Many a parent has been filled with regret as their adult children struggle with confidence, become increasingly self-absorbed, are filled with anger and bitterness, make reckless decisions, treat their spouse poorly, or neglect their own children.

And everyone knows a young person who is the kindest, most friendly, down-to-earth, confident, successful and humble person you’ve ever known.  It doesn’t happen by chance.  And it’s not just because they love the Lord.  Plenty of people love the Lord but are unable to succeed in life, or struggle to have meaningful relationships (even with God himself), or just aren’t happy.

It takes a secure family of origin and a whole slew of socializations during childhood for love and success to come easily in adulthood.

That’s not to say that a child won’t be able to overcome and still have a satisfying life if their childhood was less-than-ideal.  In fact, everyone has some sort of baggage from childhood that needs to be worked through in order to have healthy relationships.  And with the Lord, we can.  But many of us will still struggle with certain things from our childhoods for our whole lives–and I don’t want my children to have too many of that kind of baggage.

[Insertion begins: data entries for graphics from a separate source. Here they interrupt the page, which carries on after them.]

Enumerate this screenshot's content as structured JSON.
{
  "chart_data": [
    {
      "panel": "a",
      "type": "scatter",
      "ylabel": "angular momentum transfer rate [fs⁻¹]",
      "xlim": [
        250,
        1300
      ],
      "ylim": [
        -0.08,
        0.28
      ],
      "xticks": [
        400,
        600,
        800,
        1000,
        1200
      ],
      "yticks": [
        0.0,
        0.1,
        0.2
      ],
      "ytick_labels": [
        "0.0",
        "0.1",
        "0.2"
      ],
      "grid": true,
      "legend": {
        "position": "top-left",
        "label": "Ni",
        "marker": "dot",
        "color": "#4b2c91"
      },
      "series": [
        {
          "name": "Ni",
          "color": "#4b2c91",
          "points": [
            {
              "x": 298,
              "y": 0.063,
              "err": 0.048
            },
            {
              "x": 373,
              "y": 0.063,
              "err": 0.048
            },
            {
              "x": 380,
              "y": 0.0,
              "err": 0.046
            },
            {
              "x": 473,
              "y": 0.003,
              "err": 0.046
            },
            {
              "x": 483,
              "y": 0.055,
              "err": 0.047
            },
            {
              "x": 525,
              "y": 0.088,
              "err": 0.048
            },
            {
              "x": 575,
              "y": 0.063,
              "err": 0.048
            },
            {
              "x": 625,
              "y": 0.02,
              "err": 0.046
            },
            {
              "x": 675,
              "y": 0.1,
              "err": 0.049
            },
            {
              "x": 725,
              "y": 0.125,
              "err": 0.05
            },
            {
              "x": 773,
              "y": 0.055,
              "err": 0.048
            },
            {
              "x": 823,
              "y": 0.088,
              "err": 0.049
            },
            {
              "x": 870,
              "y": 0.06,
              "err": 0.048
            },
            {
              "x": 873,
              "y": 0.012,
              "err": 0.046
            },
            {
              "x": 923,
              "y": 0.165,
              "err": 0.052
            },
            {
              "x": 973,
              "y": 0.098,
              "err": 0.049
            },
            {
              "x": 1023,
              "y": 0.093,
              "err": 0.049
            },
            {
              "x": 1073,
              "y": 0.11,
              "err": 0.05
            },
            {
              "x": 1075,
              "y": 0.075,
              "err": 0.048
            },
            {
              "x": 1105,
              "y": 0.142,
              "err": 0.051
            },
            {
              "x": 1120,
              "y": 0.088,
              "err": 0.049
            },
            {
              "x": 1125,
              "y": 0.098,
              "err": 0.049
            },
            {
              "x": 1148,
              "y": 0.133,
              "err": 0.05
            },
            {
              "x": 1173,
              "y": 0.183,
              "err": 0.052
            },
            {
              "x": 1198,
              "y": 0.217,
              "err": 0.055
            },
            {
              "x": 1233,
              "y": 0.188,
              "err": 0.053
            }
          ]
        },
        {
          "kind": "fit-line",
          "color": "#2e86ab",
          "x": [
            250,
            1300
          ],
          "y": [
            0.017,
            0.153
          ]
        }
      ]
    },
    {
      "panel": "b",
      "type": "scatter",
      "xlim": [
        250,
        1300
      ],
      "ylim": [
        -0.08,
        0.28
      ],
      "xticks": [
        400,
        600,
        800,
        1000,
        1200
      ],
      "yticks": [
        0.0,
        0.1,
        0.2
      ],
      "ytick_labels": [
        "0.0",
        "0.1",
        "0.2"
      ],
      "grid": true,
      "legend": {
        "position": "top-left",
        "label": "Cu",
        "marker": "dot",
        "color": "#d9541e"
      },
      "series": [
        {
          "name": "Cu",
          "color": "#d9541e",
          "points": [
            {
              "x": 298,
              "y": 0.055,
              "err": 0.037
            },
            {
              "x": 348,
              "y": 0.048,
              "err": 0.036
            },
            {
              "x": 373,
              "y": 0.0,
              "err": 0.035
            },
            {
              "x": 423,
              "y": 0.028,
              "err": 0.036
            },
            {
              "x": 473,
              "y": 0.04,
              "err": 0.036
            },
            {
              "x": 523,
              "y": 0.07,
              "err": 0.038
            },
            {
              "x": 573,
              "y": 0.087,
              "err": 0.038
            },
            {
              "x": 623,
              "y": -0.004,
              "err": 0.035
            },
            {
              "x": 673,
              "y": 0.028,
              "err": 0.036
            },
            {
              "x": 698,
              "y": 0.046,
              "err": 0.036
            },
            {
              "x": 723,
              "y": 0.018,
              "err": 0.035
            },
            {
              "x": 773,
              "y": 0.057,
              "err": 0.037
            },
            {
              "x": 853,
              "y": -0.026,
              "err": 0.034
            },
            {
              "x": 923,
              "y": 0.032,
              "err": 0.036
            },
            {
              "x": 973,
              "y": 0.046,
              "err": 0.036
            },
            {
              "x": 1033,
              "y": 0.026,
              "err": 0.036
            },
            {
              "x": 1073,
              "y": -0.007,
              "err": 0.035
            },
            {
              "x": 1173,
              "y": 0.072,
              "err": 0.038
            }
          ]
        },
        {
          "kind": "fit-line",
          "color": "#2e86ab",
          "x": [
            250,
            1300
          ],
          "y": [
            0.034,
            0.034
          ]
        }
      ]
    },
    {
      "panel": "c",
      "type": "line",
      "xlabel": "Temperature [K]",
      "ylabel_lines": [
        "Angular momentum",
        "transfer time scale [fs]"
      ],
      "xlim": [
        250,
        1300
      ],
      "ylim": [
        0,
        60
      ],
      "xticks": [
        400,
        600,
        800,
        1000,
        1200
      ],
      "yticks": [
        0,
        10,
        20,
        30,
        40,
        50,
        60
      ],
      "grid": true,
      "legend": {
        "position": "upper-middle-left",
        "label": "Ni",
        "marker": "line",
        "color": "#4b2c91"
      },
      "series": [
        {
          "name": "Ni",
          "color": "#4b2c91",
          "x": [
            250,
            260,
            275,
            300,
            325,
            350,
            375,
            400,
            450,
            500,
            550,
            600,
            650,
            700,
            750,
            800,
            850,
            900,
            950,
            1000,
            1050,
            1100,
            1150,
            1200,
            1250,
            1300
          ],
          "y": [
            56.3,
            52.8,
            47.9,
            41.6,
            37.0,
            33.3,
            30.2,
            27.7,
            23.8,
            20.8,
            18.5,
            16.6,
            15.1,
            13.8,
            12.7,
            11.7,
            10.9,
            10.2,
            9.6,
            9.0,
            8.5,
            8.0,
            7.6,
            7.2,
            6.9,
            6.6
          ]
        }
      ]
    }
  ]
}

The goal is not to produce perfect children, but to produce children with as little baggage as possible, who know and love the Lord and believe that with God they can work through anything. 


In America, we have a problem.  Christine Gross-Loh, Ph.D, talks about it in her book, Parenting Without Borders.  Millions of parents are filled with anxiety about our parenting.  We stress and struggle to figure out what is best for our kids, so we turn to blogs, books, doctors, and friends to find out what we’re “supposed” to do.  This is in part because we have no real heritage anymore when it comes to parenting.  We can’t just do what our parents and grandparents and great-grandparents did because well, they all did something different!  In traditional societies it’s much less complicated; “We just do it as our people have always done it…and it works.”

Because of this societal norm of being so high-strung with our parenting, many of us balk at that kind of thinking and go off the deep end in the other direction, saying that everyone should just do what feels right and not think so hard about their decisions.

But I believe that there is a happy medium to be found here.

1–We don’t need to be so worried, because children are made to grow up!  God designed the system of babies being born into families full of love, and he gives us the ability to raise awesome adults.  So no need to stress.


2–We can’t be lackadaisical about the parenting decisions we make because first of all, God has entrusted these children to us and it would dishonor him to not take it seriously, and secondly, we know from parenting research that the experiences people have during childhood truly affect them for the rest of their life, whether in a positive or negative way.


So let me urge you, think about the decisions you make with your kids, but don’t stress about those decisions.

Be intentional.  Begin with the end in mind.  Be fierce in your love and gentle in your touch.  Be selfless.  Be empathetic–it will teach them to be empathetic.  Don’t value obedience above love; Jesus didn’t.

Above all, love God in a visible way and strive to always communicate to your kids how much they are worth in his eyes.

And brush up on your research.  Go find out for yourself how spanking affects a child’s development before you decide that it “feels right”.  Find out the risks of weaning, the benefits of reading, and the outcomes of home births before you make these decisions.  Get an e-reader and READ about these things–from evidence-based places please.  Not just some doc with a typewriter.  If there are no citations, don’t take it too seriously.

Be strong and parent like a boss.  Your kids deserve your best.



Gross-Loh, Christine. Parenting Without Borders: Surprising lessons parents around the world can teach us. 2013.